可心底還有個聲音叫囂著——沒有人,在知道他滿身汙穢後還能對他好,他這個人,從頭到腳剝開後,都是見不得光的醃臢,都是滿心惡念,刻薄陰狠……

他在腦海中胡亂地想著,肌肉也不知不覺繃緊了。

崔錦之問:“是……因為祁旭嗎?”

他回過神來,輕輕滾動了下喉結,幾欲開口,話在唇齒間流連了幾個來回,終於艱澀地出聲:“嗯……”

崔錦之沒有意外,祁旭既然對她這個多年恩師都毫不手軟,如今知道祁宥的死是因為二皇子,也沒什麽好奇怪的了。

她靜靜地坐著,平靜而溫和地開口:“殿下,不願意和臣講講嗎?”

祁宥叫她一句話說的心頭劇顫,多年來的隱忍痛苦險些迸發出,手指蜷縮在一起,卻又被崔錦之展開,她無聲地歎了口氣,又靠近了幾分,抱住了他。
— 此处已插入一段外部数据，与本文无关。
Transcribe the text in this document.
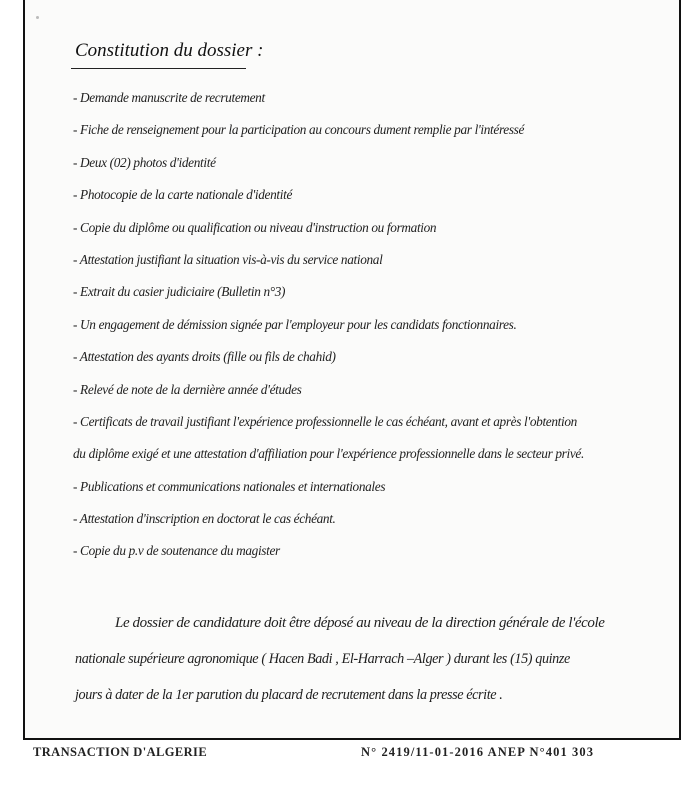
Constitution du dossier :
- Demande manuscrite de recrutement
- Fiche de renseignement pour la participation au concours dument remplie par l'intéressé
- Deux (02) photos d'identité
- Photocopie de la carte nationale d'identité
- Copie du diplôme ou qualification ou niveau d'instruction ou formation
- Attestation justifiant la situation vis-à-vis du service national
- Extrait du casier judiciaire (Bulletin n°3)
- Un engagement de démission signée par l'employeur pour les candidats fonctionnaires.
- Attestation des ayants droits (fille ou fils de chahid)
- Relevé de note de la dernière année d'études
- Certificats de travail justifiant l'expérience professionnelle le cas échéant, avant et après l'obtention
du diplôme exigé et une attestation d'affiliation pour l'expérience professionnelle dans le secteur privé.
- Publications et communications nationales et internationales
- Attestation d'inscription en doctorat le cas échéant.
- Copie du p.v de soutenance du magister
Le dossier de candidature doit être déposé au niveau de la direction générale de l'école
nationale supérieure agronomique ( Hacen Badi , El-Harrach –Alger ) durant les (15) quinze
jours à dater de la 1er parution du placard de recrutement dans la presse écrite .
TRANSACTION D'ALGERIE	N° 2419/11-01-2016 ANEP N°401 303
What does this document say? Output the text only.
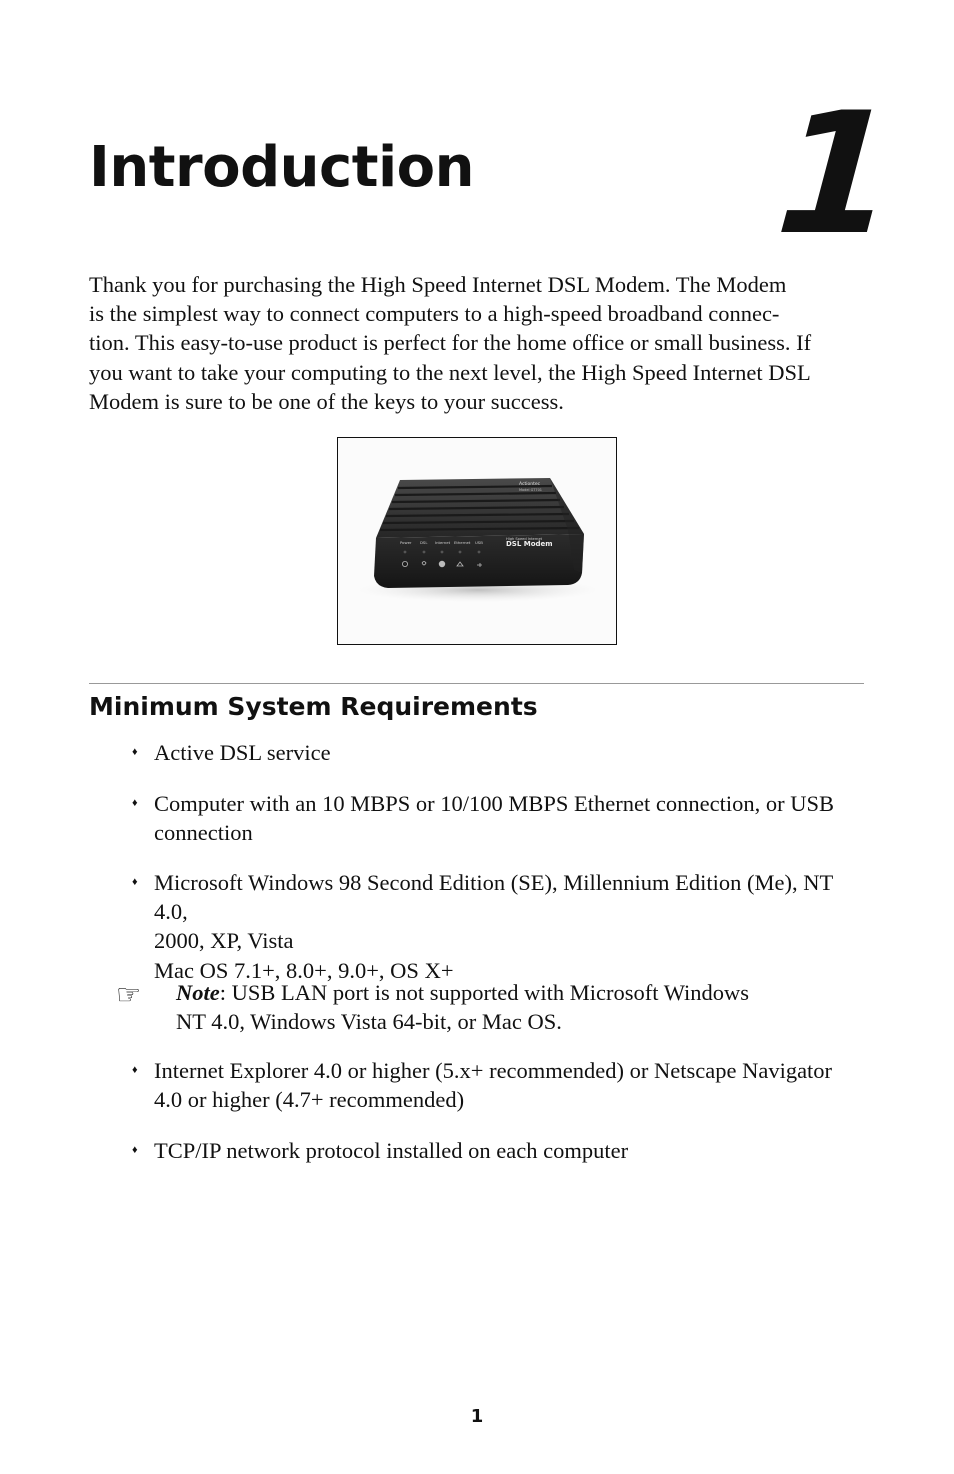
Introduction 1

Thank you for purchasing the High Speed Internet DSL Modem. The Modem

is the simplest way to connect computers to a high-speed broadband connec-

tion. This easy-to-use product is perfect for the home office or small business. If

you want to take your computing to the next level, the High Speed Internet DSL

Modem is sure to be one of the keys to your success.

Actiontec
Model GT701
High Speed Internet
DSL Modem
Power DSL Internet Ethernet USB
Minimum System Requirements
♦ Active DSL service
♦ Computer with an 10 MBPS or 10/100 MBPS Ethernet connection, or USB
connection
♦ Microsoft Windows 98 Second Edition (SE), Millennium Edition (Me), NT 4.0,
2000, XP, Vista
Mac OS 7.1+, 8.0+, 9.0+, OS X+
♦ Internet Explorer 4.0 or higher (5.x+ recommended) or Netscape Navigator
4.0 or higher (4.7+ recommended)
♦ TCP/IP network protocol installed on each computer
☞ Note: USB LAN port is not supported with Microsoft Windows
NT 4.0, Windows Vista 64-bit, or Mac OS.
1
祁宥緊緊地依偎著她,一隻在風雪中孑孓獨行的凶獸,終於在此刻收起爪牙,願意攤開一切,露出血淋淋的傷口來了。

“老師知道‘槐安夢’嗎?”他的臉頰貼著崔錦之的側頸,嗓音低沉,“這是一種無解的毒藥,服下後會逐漸變得神誌不清,暴虐嗜殺,心中永遠隻有仇恨和厭惡。”

“其實我從出生那刻,體內就帶著這樣的毒了,因為他們第一個下手的對象,就是我的阿娘。”

祁宥沒有稱常曦夫人為母妃,而是喚她阿娘。

“也許懷著我的時候,她就不太清醒了,待到我出生後,她便徹底控製不住自己了。”

“她用刀割傷過我,會把我的頭摁進水裏,可無論如何,到了最後,她又會哭著為我包紮,將我緊緊地抱在懷裏。”
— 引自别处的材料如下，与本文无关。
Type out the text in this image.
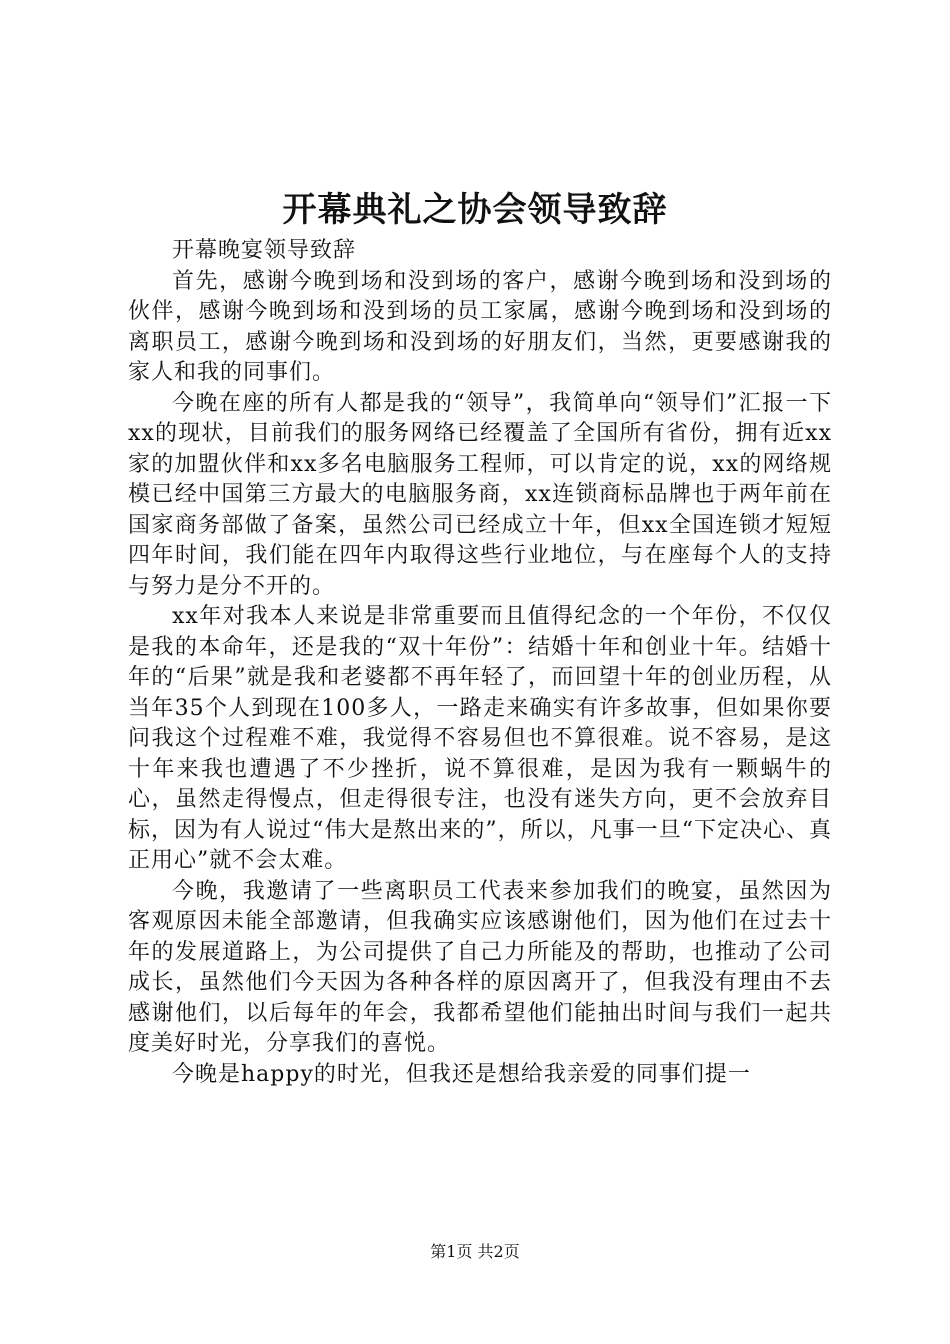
开幕典礼之协会领导致辞

开幕晚宴领导致辞

首先，感谢今晚到场和没到场的客户，感谢今晚到场和没到场的伙伴，感谢今晚到场和没到场的员工家属，感谢今晚到场和没到场的离职员工，感谢今晚到场和没到场的好朋友们，当然，更要感谢我的家人和我的同事们。

今晚在座的所有人都是我的“领导”，我简单向“领导们”汇报一下xx的现状，目前我们的服务网络已经覆盖了全国所有省份，拥有近xx家的加盟伙伴和xx多名电脑服务工程师，可以肯定的说，xx的网络规模已经中国第三方最大的电脑服务商，xx连锁商标品牌也于两年前在国家商务部做了备案，虽然公司已经成立十年，但xx全国连锁才短短四年时间，我们能在四年内取得这些行业地位，与在座每个人的支持与努力是分不开的。

xx年对我本人来说是非常重要而且值得纪念的一个年份，不仅仅是我的本命年，还是我的“双十年份”：结婚十年和创业十年。结婚十年的“后果”就是我和老婆都不再年轻了，而回望十年的创业历程，从当年35个人到现在100多人，一路走来确实有许多故事，但如果你要问我这个过程难不难，我觉得不容易但也不算很难。说不容易，是这十年来我也遭遇了不少挫折，说不算很难，是因为我有一颗蜗牛的心，虽然走得慢点，但走得很专注，也没有迷失方向，更不会放弃目标，因为有人说过“伟大是熬出来的”，所以，凡事一旦“下定决心、真正用心”就不会太难。

今晚，我邀请了一些离职员工代表来参加我们的晚宴，虽然因为客观原因未能全部邀请，但我确实应该感谢他们，因为他们在过去十年的发展道路上，为公司提供了自己力所能及的帮助，也推动了公司成长，虽然他们今天因为各种各样的原因离开了，但我没有理由不去感谢他们，以后每年的年会，我都希望他们能抽出时间与我们一起共度美好时光，分享我们的喜悦。

今晚是happy的时光，但我还是想给我亲爱的同事们提一

第1页 共2页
慘痛的過往像是被人一把撕開早已結痂的傷疤,露出腐朽不堪,血肉橫飛的內裏。

可他卻神色平靜,好像說的並非他自己的事,“老師知道,阿娘為什麽會自盡嗎?”

“因為那日她毒發,用白綾緊緊纏著我脖子,就在我以為自己活不下去的時候,她又和往日一樣,突然清醒過來,但她接受不了自己再次傷害我,所以就用那根白綾了結了自己。”

祁宥感覺到擁著自己的人在微微發抖,他笑了笑,反而安撫道:“沒關係的、早就過去……”
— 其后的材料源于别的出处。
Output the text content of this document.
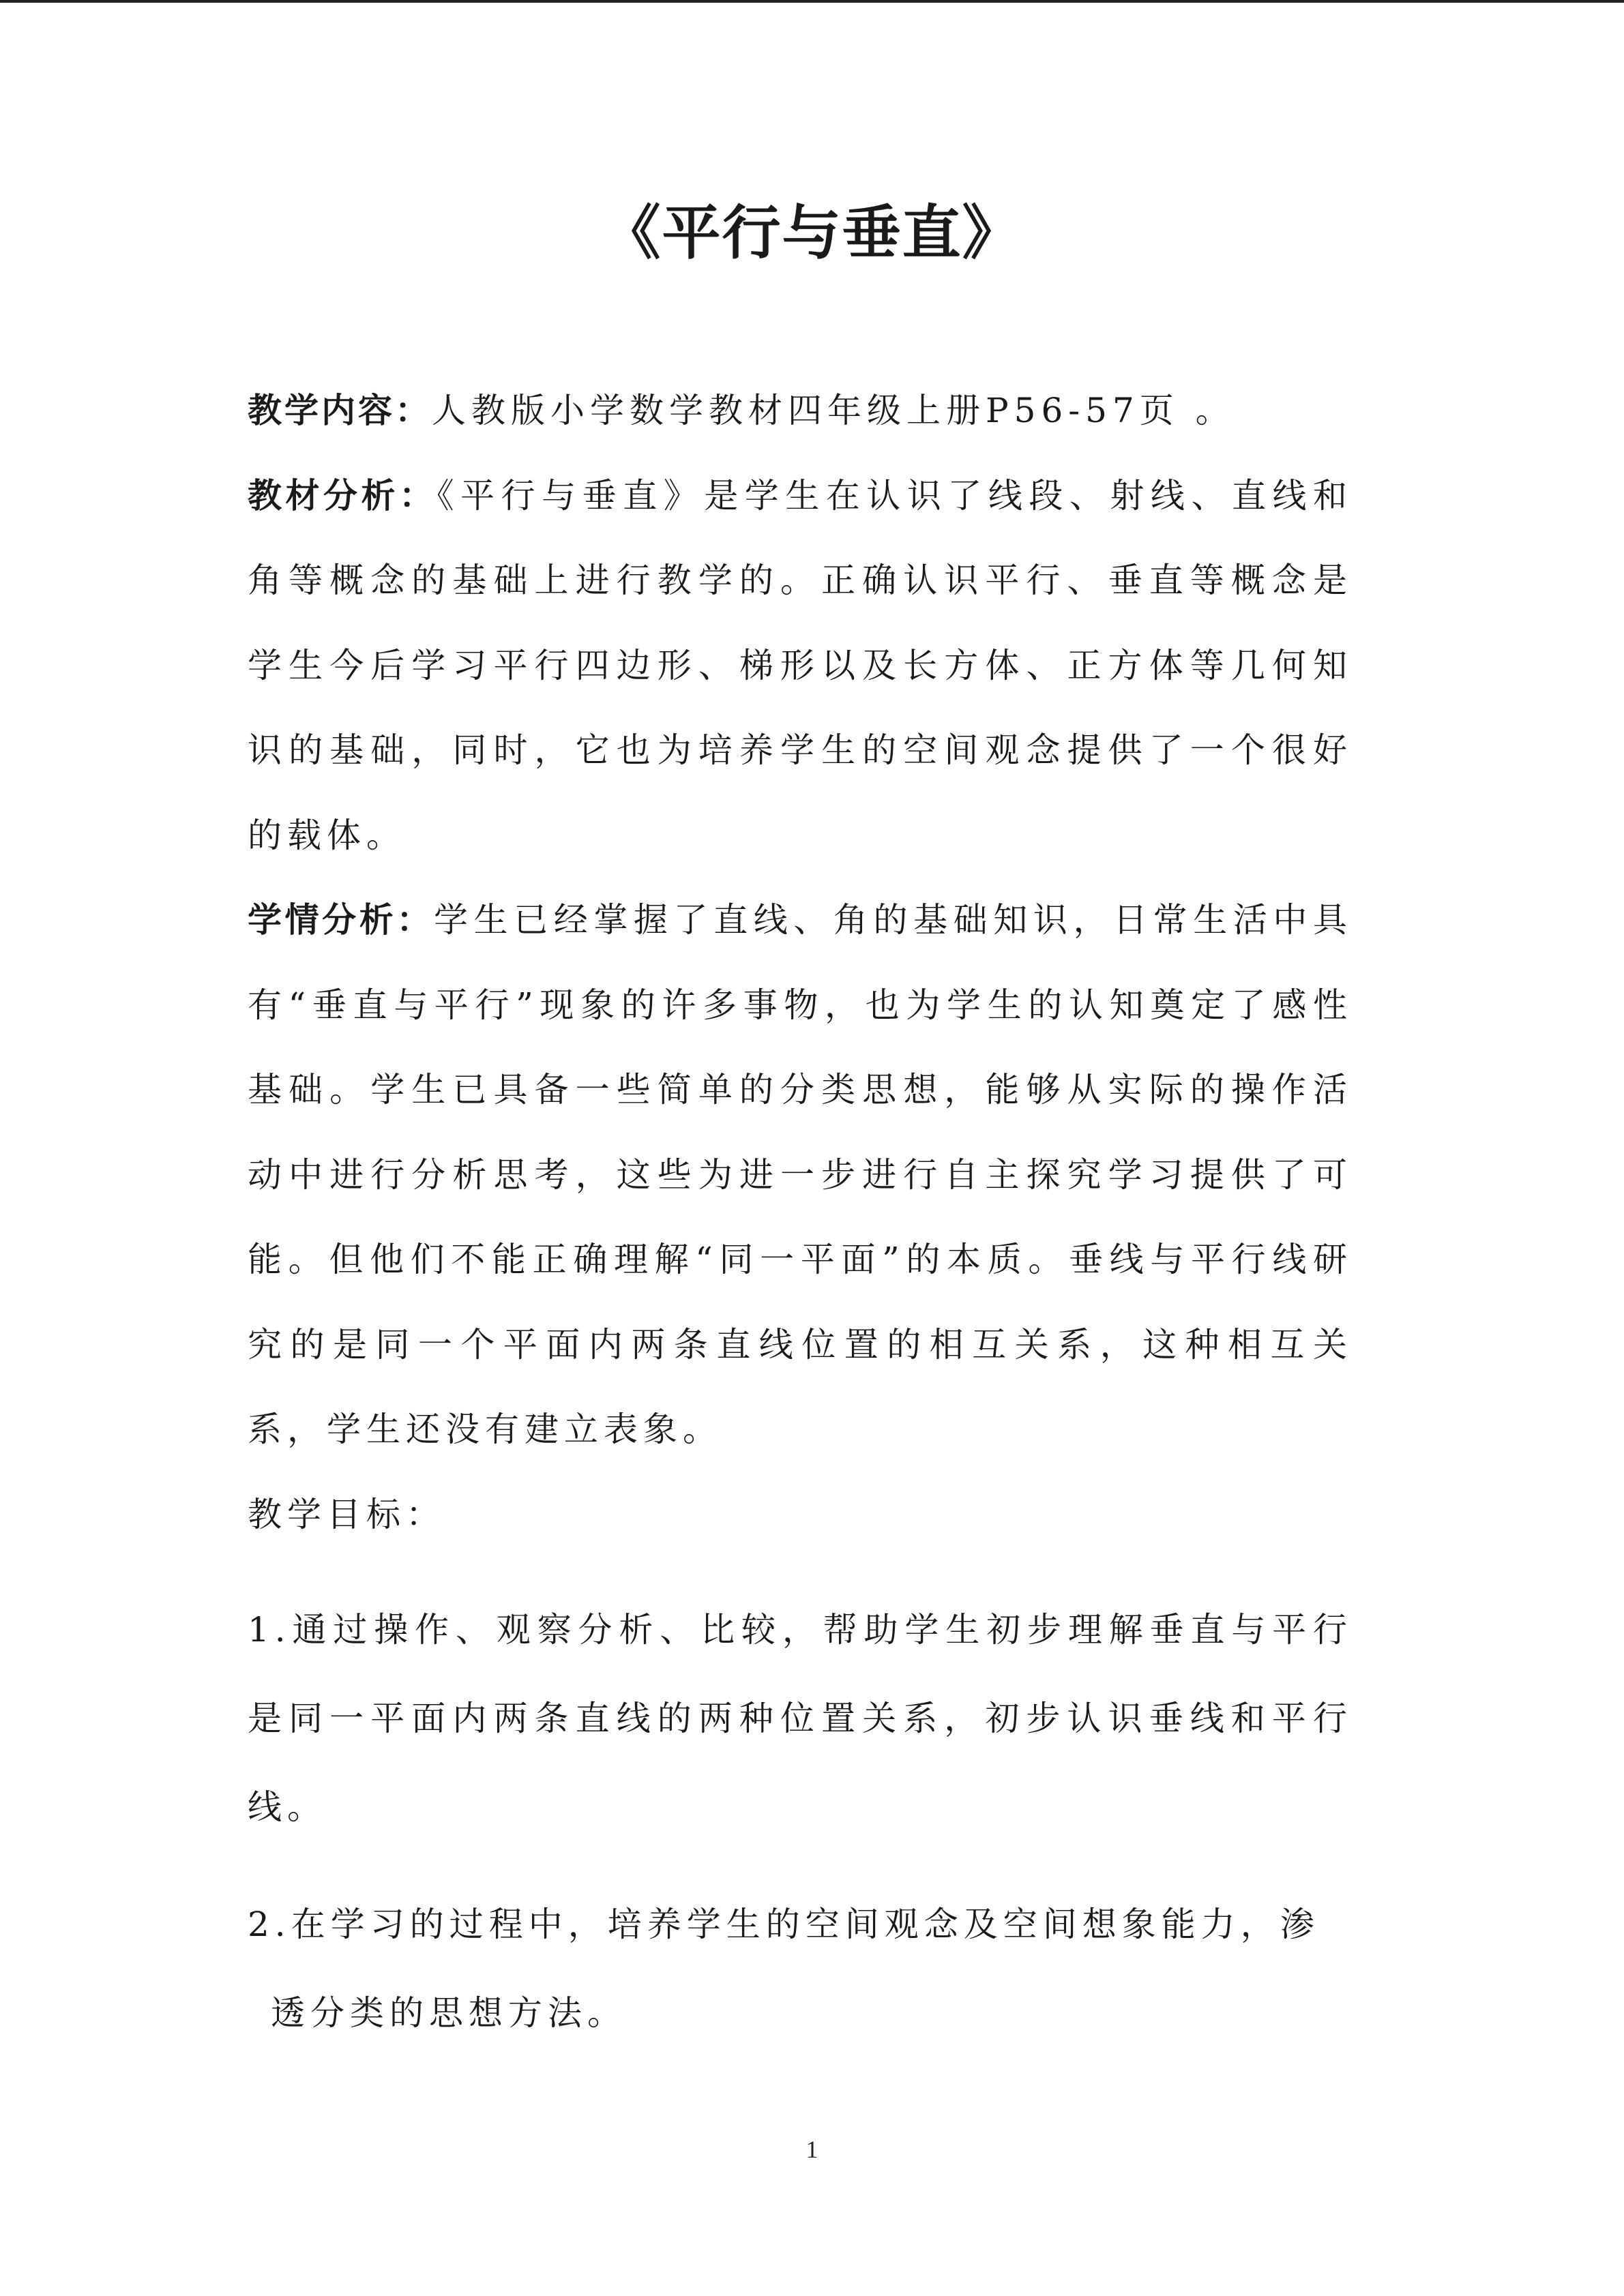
《平行与垂直》

教学内容：人教版小学数学教材四年级上册P56-57页 。

教材分析：《平行与垂直》是学生在认识了线段、射线、直线和角等概念的基础上进行教学的。正确认识平行、垂直等概念是学生今后学习平行四边形、梯形以及长方体、正方体等几何知识的基础，同时，它也为培养学生的空间观念提供了一个很好的载体。

学情分析：学生已经掌握了直线、角的基础知识，日常生活中具有“垂直与平行”现象的许多事物，也为学生的认知奠定了感性基础。学生已具备一些简单的分类思想，能够从实际的操作活动中进行分析思考，这些为进一步进行自主探究学习提供了可能。但他们不能正确理解“同一平面”的本质。垂线与平行线研究的是同一个平面内两条直线位置的相互关系，这种相互关系，学生还没有建立表象。

教学目标：

1.通过操作、观察分析、比较，帮助学生初步理解垂直与平行是同一平面内两条直线的两种位置关系，初步认识垂线和平行线。

2.在学习的过程中，培养学生的空间观念及空间想象能力，渗
透分类的思想方法。

1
話還沒說完,便被人用更大的力度擁緊,好似想要將他揉進自己的骨血之中。

他眼眶中突然落下一滴淚。

滾燙濕潤,毫無預示地滴在崔錦之的手背上。

原來自己心底高高建起的無數防備與猜忌,能被她這樣一個擁抱輕易化解掉。

崔錦之抬起頭,和少年的目光對視著,滄海浮生,就好像靜悄悄地從二人的目光中流淌了過去,周遭一切都不複存在。

祁宥聽見她輕聲又堅定地說。

“無論什麽時候,臣永遠會站在您的身側,陪著您。”

“臣是您在這個世上,永遠可以信賴的人。”

祁宥瞳孔微微緊縮,一錯不錯地盯著眼前人,漆黑的眸子映出她溫柔笑意的模樣,像水一般漫過他的身體。

透過沉重叫囂的黑暗,寒意刺骨的冰雪,仿佛看見一雙手堅定地扶起他。

理智的情緒終於敗下陣來,妄念破土萌芽,生出讓人能夠一往無前的勇氣。

少年露出一個酸澀的笑,眉眼彎彎,卻不住地滾落下更多淚。